Any time you have an inductor carrying current you have energy stored in that inductor. If that inductor is switched by a mechanical switch, then that inductor will maintain the same current flow somewhere, usually as an arc at the switch contacts, until the stored energy is dissipated. No matter what the switch is the energy has to be dissipated. It is that with a mechanical switch it is usually at the mechanical contacts.

With an 8' fluorescent with a magnetic ballast and multiple random turn off times I can produce several thousand volt transient conditions.

Other inductive loads may produce comparable results.

An old automotive ignition system worked on this basis.

.
 

Amps

Electrical Contractor
Location
New Jersey
Occupation
Electrical, Security, Networks and Everything Else.
Unless the lights mfg instructions say to GFCI protect them, I don't see where they are required to be by Code.
Basement (unfinished) receptacles are the only thing requiring GFCI.
You don't want those lights going off when the GFI trips.

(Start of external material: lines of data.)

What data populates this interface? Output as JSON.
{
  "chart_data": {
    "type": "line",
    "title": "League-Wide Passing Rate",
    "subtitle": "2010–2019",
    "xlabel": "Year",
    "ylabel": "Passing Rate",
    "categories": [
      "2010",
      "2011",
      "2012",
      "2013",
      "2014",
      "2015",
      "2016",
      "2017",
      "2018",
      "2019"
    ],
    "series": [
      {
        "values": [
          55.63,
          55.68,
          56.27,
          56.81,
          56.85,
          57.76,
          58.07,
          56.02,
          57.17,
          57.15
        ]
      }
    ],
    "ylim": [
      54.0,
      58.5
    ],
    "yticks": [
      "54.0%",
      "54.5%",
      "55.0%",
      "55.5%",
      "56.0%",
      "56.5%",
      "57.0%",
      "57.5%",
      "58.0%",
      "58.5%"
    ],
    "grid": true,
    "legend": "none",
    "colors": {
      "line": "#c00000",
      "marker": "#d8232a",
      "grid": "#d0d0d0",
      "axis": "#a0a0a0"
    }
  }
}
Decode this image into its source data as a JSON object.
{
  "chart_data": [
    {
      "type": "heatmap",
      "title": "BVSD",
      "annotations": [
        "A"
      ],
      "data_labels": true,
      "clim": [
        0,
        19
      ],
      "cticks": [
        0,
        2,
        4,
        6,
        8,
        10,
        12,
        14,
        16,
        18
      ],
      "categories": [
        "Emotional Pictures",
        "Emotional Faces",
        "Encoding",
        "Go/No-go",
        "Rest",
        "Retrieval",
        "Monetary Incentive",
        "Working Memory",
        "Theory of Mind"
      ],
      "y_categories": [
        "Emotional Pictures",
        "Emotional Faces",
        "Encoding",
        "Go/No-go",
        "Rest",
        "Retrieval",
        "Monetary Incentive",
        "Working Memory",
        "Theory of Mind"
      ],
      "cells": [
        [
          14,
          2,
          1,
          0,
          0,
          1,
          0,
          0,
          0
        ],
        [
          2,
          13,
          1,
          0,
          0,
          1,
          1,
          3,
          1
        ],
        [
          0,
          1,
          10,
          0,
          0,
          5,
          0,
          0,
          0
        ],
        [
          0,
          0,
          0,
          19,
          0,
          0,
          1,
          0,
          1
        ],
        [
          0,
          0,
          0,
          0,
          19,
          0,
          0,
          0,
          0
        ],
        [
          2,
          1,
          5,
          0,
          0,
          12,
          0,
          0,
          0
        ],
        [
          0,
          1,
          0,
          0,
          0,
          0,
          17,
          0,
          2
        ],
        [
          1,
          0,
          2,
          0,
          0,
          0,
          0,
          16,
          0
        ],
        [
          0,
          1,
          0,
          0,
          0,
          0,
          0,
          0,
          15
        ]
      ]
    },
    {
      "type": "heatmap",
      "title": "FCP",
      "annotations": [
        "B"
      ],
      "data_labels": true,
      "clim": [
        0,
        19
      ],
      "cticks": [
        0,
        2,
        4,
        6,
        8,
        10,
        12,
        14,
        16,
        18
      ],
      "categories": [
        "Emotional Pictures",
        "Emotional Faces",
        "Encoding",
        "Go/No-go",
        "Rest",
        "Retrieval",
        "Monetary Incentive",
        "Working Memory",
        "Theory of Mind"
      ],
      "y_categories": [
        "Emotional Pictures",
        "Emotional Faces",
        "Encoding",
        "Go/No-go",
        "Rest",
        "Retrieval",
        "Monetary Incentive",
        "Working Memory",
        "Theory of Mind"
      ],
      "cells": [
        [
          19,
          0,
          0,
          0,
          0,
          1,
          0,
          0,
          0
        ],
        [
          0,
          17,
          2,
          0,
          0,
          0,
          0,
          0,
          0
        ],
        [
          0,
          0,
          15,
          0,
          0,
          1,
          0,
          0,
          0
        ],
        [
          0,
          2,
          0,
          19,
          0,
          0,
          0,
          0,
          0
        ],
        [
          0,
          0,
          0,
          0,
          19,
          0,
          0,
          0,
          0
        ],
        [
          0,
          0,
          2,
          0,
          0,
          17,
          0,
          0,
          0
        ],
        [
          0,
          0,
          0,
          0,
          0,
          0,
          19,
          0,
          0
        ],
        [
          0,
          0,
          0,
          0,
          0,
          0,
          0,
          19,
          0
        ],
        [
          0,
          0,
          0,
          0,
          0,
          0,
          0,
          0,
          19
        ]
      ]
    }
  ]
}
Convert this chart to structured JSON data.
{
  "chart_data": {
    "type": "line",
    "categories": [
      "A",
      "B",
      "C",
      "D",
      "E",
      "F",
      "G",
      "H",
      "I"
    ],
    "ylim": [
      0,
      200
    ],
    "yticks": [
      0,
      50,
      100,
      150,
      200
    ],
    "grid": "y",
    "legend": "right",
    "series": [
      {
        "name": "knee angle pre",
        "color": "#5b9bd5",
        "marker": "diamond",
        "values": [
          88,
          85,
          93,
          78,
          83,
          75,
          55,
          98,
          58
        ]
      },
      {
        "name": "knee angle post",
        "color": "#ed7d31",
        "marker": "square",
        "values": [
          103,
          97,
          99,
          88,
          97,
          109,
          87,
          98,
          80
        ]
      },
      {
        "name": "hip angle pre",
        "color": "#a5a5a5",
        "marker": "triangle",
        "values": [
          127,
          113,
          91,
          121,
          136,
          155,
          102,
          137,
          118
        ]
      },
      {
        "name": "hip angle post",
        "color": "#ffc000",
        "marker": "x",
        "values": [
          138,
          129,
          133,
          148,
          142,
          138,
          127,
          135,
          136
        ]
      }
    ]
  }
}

Makes no sense.
 

Amps

Electrical Contractor
Location
New Jersey
Occupation
Electrical, Security, Networks and Everything Else.
Do you want them going off when an AFCI trips? Nope.
What if either are doing what they are designed for? Point being, if the GFCI is tripping, most likely there is a problem. It needs to be identified.
It it's not Code to have the lights on a GFI, then they shouldn't be on a GFI. Lights go out, someone gets injured in the dark.
 

Little Bill

Moderator
Staff member
Location
Tennessee NEC:2017
Occupation
Semi-Retired Electrician
Please cite the code section that precludes lighting circuits from being GFCI protected.
I think there was a typo and should have read "If it's not code............" Think he was saying that if it wasn't required then don't put it on lights. I don't put lights on GFCI but I'm not worried about someone getting injured in the dark. It would be no different than when the power goes out.